If frost appears on the outside of a Dewar, the vacuum within has deteriorated and the Dewar is no longer usable. This deterioration is typically caused by an imperfect tip-off at the base of the Dewar. It may take months or years for a Dewar to lose its vacuum; but once the vacuum is gone, the Dewar cannot effectively hold cryogenic fluids.

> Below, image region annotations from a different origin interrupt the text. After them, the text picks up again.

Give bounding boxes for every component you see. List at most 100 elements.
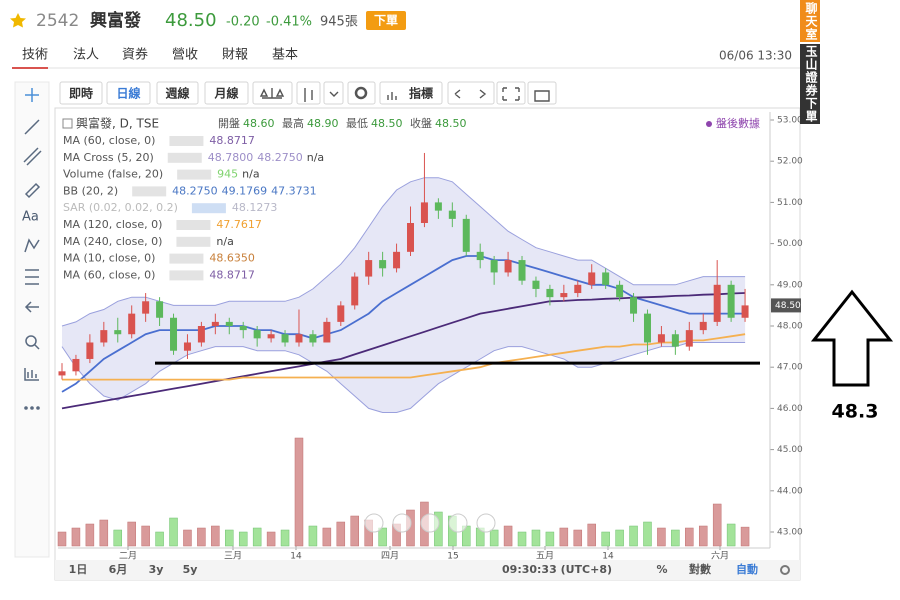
toolbar-icon-button[interactable] bbox=[447, 81, 495, 105]
zoom-button[interactable] bbox=[448, 513, 468, 533]
tab[interactable]: 營收 bbox=[172, 48, 198, 63]
candle-body bbox=[323, 321, 331, 343]
indicator-icons[interactable] bbox=[177, 169, 212, 180]
order-button-label[interactable]: 下單 bbox=[374, 14, 398, 28]
volume-bar bbox=[155, 531, 164, 547]
candle-body bbox=[58, 371, 66, 376]
x-tick-label: 14 bbox=[602, 552, 614, 562]
chat-button[interactable]: 聊天室 bbox=[800, 0, 820, 42]
indicator-label[interactable]: SAR (0.02, 0.02, 0.2) bbox=[63, 201, 178, 214]
toolbar-button-label[interactable]: 日線 bbox=[116, 86, 140, 101]
more-dots[interactable] bbox=[24, 406, 40, 410]
toolbar-button-label[interactable]: 月線 bbox=[213, 86, 238, 101]
toolbar-button[interactable] bbox=[59, 81, 103, 105]
bottom-settings[interactable] bbox=[780, 565, 790, 575]
settings-icon[interactable] bbox=[354, 86, 368, 100]
indicator-value: 47.7617 bbox=[216, 218, 262, 231]
y-tick-label: 53.00 bbox=[777, 116, 803, 126]
scale-button[interactable]: 自動 bbox=[736, 562, 758, 576]
candle-body bbox=[588, 272, 596, 285]
toolbar-button-label[interactable]: 指標 bbox=[409, 86, 433, 101]
text-tool[interactable]: Aa bbox=[22, 210, 39, 225]
indicator-value: n/a bbox=[307, 151, 324, 164]
candle-body bbox=[407, 223, 414, 252]
volume-bar bbox=[545, 531, 555, 547]
indicator-icons[interactable] bbox=[169, 270, 204, 281]
indicator-label[interactable]: BB (20, 2) bbox=[63, 184, 118, 197]
tab[interactable]: 技術 bbox=[22, 48, 48, 63]
tab[interactable]: 財報 bbox=[222, 48, 248, 63]
indicator-label[interactable]: MA (240, close, 0) bbox=[63, 235, 162, 248]
scale-button[interactable]: 對數 bbox=[689, 562, 711, 576]
bottom-bar bbox=[55, 560, 800, 580]
range-button[interactable]: 3y bbox=[149, 563, 164, 576]
volume-bar bbox=[57, 531, 67, 547]
favorite-star[interactable] bbox=[10, 13, 26, 28]
indicator-label[interactable]: MA (60, close, 0) bbox=[63, 268, 155, 281]
volume-bar bbox=[322, 527, 332, 547]
toolbar-icon-button[interactable] bbox=[323, 81, 344, 105]
volume-bar bbox=[601, 531, 610, 547]
range-button[interactable]: 5y bbox=[183, 563, 198, 576]
toolbar-icon-button[interactable] bbox=[347, 81, 376, 105]
candle-body bbox=[727, 284, 735, 318]
candle-body bbox=[225, 321, 233, 326]
tab[interactable]: 資券 bbox=[122, 47, 148, 63]
left-tool-icons bbox=[23, 88, 42, 381]
indicator-icons[interactable] bbox=[176, 236, 211, 247]
zoom-button[interactable] bbox=[476, 513, 496, 533]
volume-bar bbox=[266, 531, 276, 547]
indicator-icons[interactable] bbox=[167, 152, 202, 163]
candle-body bbox=[490, 260, 498, 273]
legend-toggle[interactable] bbox=[62, 118, 73, 129]
indicator-label[interactable]: MA (60, close, 0) bbox=[63, 134, 155, 147]
ohlc-value: 48.60 bbox=[243, 117, 275, 130]
candle-body bbox=[128, 313, 136, 335]
y-tick-label: 45.00 bbox=[777, 445, 803, 455]
scale-button[interactable]: % bbox=[656, 563, 667, 576]
zoom-button[interactable] bbox=[364, 513, 384, 533]
candle-body bbox=[616, 284, 624, 298]
toolbar-icon-button[interactable] bbox=[296, 81, 321, 105]
indicator-icons[interactable] bbox=[132, 186, 167, 197]
indicator-icons[interactable] bbox=[169, 253, 204, 264]
toolbar-button[interactable] bbox=[204, 81, 249, 105]
toolbar-icon-button[interactable] bbox=[496, 81, 526, 105]
toolbar-button[interactable] bbox=[156, 81, 199, 105]
tab[interactable]: 基本 bbox=[272, 48, 298, 63]
candle-body bbox=[86, 342, 94, 359]
toolbar-button[interactable] bbox=[106, 81, 151, 105]
range-button[interactable]: 1日 bbox=[69, 563, 88, 576]
broker-order-button[interactable]: 玉山證券下單 bbox=[800, 44, 820, 124]
indicator-value: 48.8717 bbox=[209, 268, 255, 281]
zoom-button[interactable] bbox=[392, 513, 412, 533]
y-tick-label: 47.00 bbox=[777, 363, 803, 373]
indicator-icons[interactable] bbox=[191, 203, 226, 214]
candle-body bbox=[365, 260, 373, 277]
range-button[interactable]: 6月 bbox=[109, 563, 128, 576]
ohlc-label: 最低 bbox=[346, 117, 368, 130]
indicator-label[interactable]: MA (120, close, 0) bbox=[63, 218, 162, 231]
candle-body bbox=[657, 334, 665, 343]
candle-body bbox=[532, 280, 540, 289]
tab[interactable]: 法人 bbox=[73, 48, 99, 63]
zoom-button[interactable] bbox=[420, 513, 440, 533]
indicator-label[interactable]: Volume (false, 20) bbox=[63, 168, 163, 181]
volume-bar bbox=[573, 529, 583, 547]
after-hours-link[interactable]: 盤後數據 bbox=[716, 116, 760, 130]
volume-bar bbox=[698, 525, 708, 547]
volume: 945張 bbox=[320, 15, 358, 30]
y-tick-label: 50.00 bbox=[777, 239, 803, 249]
ohlc-label: 收盤 bbox=[410, 116, 432, 130]
volume-bar bbox=[211, 525, 220, 547]
order-button[interactable] bbox=[366, 11, 406, 30]
toolbar-button-label[interactable]: 週線 bbox=[165, 86, 189, 101]
indicator-icons[interactable] bbox=[169, 136, 204, 146]
y-tick-label: 46.00 bbox=[777, 404, 803, 414]
indicator-icons[interactable] bbox=[176, 220, 211, 230]
indicator-label[interactable]: MA (10, close, 0) bbox=[63, 252, 155, 265]
toolbar-button-label[interactable]: 即時 bbox=[69, 86, 93, 101]
indicator-label[interactable]: MA Cross (5, 20) bbox=[63, 151, 154, 164]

It is possible, however, for a glass shop to open the Dewar, clean, re-silver, re-evacuate, and re-tip-off.
Foam-Insulated Containers. Foam-insulated containers are an inexpensive alternative to Dewars. They are doublewalled (hollow-walled containers that are filled with an insulating foam instead of a vacuum. These containers (which come in as many shapes and sizes as regular Dewars) are significantly less expensive but much less efficient than standard Dewars.